Dans de tels groupes, pour justifier des licenciements économiques, il suffisait, pensait-on, de mettre en difficulté une filiale. Rien de plus facile : les moyens de faire passer actifs et bénéfices d’une société du groupe à l’autre sont légion. La filiale asséchée connaîtra ainsi de sérieux problèmes. Dans le cas soumis le 18 janvier 2011, la filiale avait même été mise en liquidation judiciaire. La justification du licenciement économique semble alors aller de soi… La manœuvre est facile, habituelle, mais un peu trop visible. L’arrêt la condamne. Il décide que la justification du licenciement ne doit plus être appréciée au niveau de la filiale, mais à celui du secteur d’activité du groupe, si la situation économique vient de décisions prises à l’échelon du groupe (v. aussi, plus récemment, Cass. soc., 1er février 2011, n° 10-30.045). La fermeture d’une simple filiale n’est donc plus une justification suffisante. Encore faut-il que la situation du secteur d’activité du groupe légitime le licenciement, ce qui est ? une tout autre histoire.

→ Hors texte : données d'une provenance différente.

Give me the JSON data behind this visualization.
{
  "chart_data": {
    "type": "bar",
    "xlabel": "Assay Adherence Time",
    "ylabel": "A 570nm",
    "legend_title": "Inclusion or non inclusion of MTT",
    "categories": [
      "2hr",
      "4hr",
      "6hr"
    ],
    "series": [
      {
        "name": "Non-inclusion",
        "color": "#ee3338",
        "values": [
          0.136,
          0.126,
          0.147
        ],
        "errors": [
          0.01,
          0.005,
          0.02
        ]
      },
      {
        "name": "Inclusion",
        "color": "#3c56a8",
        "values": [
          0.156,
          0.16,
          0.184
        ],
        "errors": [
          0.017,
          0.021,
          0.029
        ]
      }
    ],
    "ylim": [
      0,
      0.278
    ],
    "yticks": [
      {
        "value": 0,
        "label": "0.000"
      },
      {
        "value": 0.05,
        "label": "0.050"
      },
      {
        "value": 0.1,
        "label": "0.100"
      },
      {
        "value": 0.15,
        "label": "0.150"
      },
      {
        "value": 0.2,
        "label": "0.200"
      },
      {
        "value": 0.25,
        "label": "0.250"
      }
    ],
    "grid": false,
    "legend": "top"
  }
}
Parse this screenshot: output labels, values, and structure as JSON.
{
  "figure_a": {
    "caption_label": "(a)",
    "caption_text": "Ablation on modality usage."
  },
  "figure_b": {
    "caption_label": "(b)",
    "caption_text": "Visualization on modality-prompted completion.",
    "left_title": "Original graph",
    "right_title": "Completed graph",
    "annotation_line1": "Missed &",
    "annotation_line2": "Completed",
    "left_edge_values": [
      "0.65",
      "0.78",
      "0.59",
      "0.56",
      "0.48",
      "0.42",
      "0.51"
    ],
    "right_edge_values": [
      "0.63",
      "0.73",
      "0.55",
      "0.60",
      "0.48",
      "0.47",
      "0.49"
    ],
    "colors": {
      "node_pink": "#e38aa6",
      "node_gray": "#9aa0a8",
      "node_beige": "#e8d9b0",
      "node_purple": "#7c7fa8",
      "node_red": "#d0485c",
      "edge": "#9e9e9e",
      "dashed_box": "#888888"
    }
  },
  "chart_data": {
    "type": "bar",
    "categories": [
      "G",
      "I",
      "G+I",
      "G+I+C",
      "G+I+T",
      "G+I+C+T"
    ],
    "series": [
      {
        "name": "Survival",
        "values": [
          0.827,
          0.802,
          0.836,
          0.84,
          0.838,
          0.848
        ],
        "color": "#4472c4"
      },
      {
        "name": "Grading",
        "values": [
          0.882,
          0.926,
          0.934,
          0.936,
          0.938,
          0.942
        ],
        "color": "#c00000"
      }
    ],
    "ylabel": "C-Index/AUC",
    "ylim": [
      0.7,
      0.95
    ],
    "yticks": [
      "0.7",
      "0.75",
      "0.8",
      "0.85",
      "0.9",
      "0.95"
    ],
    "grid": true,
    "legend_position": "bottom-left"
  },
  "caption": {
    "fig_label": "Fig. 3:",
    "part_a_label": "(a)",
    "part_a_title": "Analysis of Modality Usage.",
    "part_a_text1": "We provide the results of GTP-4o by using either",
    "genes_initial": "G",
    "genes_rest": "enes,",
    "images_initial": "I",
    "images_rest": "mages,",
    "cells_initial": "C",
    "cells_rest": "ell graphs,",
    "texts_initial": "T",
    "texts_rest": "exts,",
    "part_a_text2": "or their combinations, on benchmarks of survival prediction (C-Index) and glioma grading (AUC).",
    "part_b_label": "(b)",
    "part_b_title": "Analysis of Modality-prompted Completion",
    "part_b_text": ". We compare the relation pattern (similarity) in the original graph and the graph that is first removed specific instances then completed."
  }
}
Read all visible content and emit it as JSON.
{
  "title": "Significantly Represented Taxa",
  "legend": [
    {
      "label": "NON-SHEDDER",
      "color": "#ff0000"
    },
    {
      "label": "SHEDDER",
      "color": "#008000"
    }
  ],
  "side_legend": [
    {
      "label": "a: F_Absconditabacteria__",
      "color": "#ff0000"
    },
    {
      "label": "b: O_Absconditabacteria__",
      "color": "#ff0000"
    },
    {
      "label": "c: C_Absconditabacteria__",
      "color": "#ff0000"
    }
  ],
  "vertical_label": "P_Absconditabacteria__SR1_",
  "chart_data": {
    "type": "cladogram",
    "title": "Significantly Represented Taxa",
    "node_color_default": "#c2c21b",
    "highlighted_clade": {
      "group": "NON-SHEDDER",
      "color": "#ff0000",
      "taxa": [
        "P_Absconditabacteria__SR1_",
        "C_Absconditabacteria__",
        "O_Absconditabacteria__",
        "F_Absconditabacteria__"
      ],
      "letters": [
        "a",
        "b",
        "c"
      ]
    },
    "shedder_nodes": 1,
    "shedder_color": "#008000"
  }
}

L’arrêt Jungheinrich présente un second intérêt. La filiale avait été placée en liquidation judiciaire, mettant ainsi en péril les droits des salariés. La Cour de cassation affirme que la société mère doit être considérée comme coemployeur et qu’elle doit, à ce titre, assumer toutes les dettes qui ont pu naître au profit des salariés. Cette assimilation est de droit en cas de « confusion d’intérêts, d’activités et de direction » au sein du groupe. Inutile alors de créer des sociétés écrans pour isoler les salariés des vrais centres de décision. Ces derniers seront considérés comme coemployeurs et donc comme coresponsables. L’arrêt du 18 janvier 2011 ne freine pas les restructurations. Il exige simplement qu’elles soient faites en respectant le droit du travail. Ce qu’il freine, ce sont les stratégies d’évitement par la constitution de groupes de sociétés.

Fatima MekhettecheAvocate au barreau de Paris.

L’originalité de cet arrêt est de modifier l’angle sous lequel est étudiée la cessation d’activité. Alors qu’auparavant la fermeture d’une entreprise suffisait en principe à justifier le licenciement économique des salariés, les magistrats s’interrogent dorénavant sur l’origine de cette fermeture. Dans cette recherche, ils analysent le rôle de l’employeur, mais également celui du groupe auquel il appartient. Or cette extension pourrait fragiliser les structures de tête en leur faisant supporter la responsabilité des choix de gestion édictés. Ainsi, au travers de la notion de coemploi, les juges recherchent si le pouvoir de direction n’a pas été transféré à la maison mère qui détenait en réalité les rênes de la gestion financière, administrative et stratégique de sa filiale.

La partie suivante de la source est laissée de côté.